Critiqués, houspillés, les chefs historiques des partis musulmans et chrétiens ne lâchent pas prise pour autant. Ils accusent, menacent et certains, comme les partisans de Nabih Berri, chef du mouvement chiite Amal et président du Parlement, n’hésitent pas à envoyer des voyous casser des manifestants et semer le chaos et la terreur. En perte de légitimité, le leader du Hezbollah Hassan Nasrallah s’est exprimé lors d’un discours télévisé dans lequel il a affirmé comprendre les revendications des manifestants, assuré qu’il était bien sûr hostile à la corruption et appelé au dialogue et surtout à la vigilance, insinuant que le mouvement de protestation pourrait être manipulé par les ambassades étrangères.

De son côté, le président de la République Michel Aoun ne convainc plus et son discours de mi-mandat prononcé le 31 octobre, appelant à la constitution d’un gouvernement avec des ministres compétents et à la lutte contre la corruption, n’a pas réussi à apaiser la colère des manifestants. Quant à Saad Hariri, même s’il essaye de gagner en crédibilité en citant son père Rafik dans son discours de démission, il reste le symbole d’un pouvoir corrompu et incapable de gérer les affaires du pays.

Représentations de plusieurs personnalités de la politique libanaise, légendées « Recherchés par la justice », Beyrouth, fin octobre 2019. Jihane Sfeir, Author provided

Pourtant, les anciens chefs n’ont pas disparu. Il semble que, malgré les critiques à leur encontre, leur assise politique est toujours là et leur pouvoir de nuisance demeure. Ainsi, le 3 novembre, une manifestation de soutien au président de la République a rassemblé plusieurs milliers de personnes et révélé la division de la population libanaise – un épisode qui a rappelé les manifestations qui avaient opposé en 2005 les partisans du Hezbollah (Courant du 8 mars) à ceux du Courant du Futur (le mouvement dit du 14 mars).

Un élément distingue cependant la situation de 2005 de celle d’aujourd’hui : l’union nationale autour du rejet de la corruption et de la nécessité de réformer le gouvernement. La contre-manifestation organisée par les partisans de Michel Aoun n’a fait qu’augmenter la colère des Libanais qui se sont rassemblés encore plus massivement à Tripoli, Beyrouth ou Jal el Dib, réclamant la formation assez rapide d’un gouvernement « propre » et bloquant à nouveau les routes du pays. Le bras de fer entre partisans des vieux seigneurs de la guerre et aspirants à un Liban renouvelé révèle la tension entre ceux qui restent dans l’héritage de la guerre et ceux qui s’en émancipent et souhaitent « décoloniser » les esprits de la mémoire du conflit.
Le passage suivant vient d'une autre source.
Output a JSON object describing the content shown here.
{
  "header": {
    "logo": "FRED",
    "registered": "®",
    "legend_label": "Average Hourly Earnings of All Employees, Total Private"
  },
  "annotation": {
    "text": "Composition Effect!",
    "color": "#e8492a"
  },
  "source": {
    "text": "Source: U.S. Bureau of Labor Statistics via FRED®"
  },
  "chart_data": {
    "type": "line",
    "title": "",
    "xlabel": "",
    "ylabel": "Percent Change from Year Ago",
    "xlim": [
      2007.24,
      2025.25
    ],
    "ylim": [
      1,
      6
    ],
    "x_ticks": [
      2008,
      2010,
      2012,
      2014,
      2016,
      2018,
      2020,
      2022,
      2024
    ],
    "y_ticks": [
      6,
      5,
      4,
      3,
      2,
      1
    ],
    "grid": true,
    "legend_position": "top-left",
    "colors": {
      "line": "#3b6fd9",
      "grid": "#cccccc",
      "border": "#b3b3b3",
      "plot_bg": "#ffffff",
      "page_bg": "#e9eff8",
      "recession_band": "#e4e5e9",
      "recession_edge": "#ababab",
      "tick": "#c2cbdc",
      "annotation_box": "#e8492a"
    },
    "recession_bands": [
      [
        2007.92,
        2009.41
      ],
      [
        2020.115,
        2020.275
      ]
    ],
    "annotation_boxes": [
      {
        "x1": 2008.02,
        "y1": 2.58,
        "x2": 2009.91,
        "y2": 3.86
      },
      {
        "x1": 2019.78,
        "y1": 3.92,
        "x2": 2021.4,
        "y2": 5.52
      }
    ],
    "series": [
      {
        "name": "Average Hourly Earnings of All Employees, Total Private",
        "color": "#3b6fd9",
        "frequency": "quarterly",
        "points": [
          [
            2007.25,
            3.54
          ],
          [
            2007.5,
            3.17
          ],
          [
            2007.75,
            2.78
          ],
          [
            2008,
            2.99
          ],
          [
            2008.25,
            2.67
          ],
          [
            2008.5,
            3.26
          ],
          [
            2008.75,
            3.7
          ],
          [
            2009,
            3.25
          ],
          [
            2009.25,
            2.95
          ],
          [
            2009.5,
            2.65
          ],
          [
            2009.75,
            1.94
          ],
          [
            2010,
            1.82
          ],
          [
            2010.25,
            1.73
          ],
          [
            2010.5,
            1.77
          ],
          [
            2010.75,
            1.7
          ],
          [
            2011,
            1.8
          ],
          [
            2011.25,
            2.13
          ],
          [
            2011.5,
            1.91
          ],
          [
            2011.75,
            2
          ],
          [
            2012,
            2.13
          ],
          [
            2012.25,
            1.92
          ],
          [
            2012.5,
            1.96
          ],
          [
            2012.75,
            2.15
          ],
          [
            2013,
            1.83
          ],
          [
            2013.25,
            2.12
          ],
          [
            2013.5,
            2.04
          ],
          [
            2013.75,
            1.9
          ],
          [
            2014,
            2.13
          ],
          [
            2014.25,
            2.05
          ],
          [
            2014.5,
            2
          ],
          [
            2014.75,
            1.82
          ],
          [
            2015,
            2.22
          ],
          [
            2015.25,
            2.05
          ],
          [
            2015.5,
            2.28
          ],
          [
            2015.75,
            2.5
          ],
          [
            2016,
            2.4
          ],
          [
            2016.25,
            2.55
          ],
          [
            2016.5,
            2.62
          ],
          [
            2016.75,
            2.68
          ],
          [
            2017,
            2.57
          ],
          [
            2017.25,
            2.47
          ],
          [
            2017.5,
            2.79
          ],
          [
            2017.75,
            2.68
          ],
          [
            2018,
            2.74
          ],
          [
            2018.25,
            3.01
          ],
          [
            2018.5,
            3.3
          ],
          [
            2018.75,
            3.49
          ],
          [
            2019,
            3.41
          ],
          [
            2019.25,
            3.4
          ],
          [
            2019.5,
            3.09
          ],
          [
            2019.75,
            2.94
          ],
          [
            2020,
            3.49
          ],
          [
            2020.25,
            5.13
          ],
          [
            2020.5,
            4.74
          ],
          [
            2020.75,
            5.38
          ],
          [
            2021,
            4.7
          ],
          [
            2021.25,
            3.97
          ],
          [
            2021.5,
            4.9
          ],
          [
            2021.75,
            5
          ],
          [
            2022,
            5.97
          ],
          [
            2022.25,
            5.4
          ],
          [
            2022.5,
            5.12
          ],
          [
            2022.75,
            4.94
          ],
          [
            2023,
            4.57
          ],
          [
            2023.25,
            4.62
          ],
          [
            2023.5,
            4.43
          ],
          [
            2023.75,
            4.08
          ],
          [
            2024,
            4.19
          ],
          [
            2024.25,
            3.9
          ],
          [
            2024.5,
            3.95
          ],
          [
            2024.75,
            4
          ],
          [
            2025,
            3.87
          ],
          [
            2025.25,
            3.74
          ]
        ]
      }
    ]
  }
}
Graffiti proclamant « Que notre peur tombe », Beyrouth, fin octobre 2019. Jihane Sfeir, Author provided

En effet, pour sortir réellement de la guerre, il faudrait s’affranchir des discours des partis alliés au pouvoir qui laissent planer la menace de sa réactivation. Mais le mur de la peur est tombé et les Libanais qui occupent toujours les places et bloquent les routes, appelant à « la fermeture du pays pour cause de travaux », semblent déterminés à ne plus céder au chantage bien rôdé des autorités.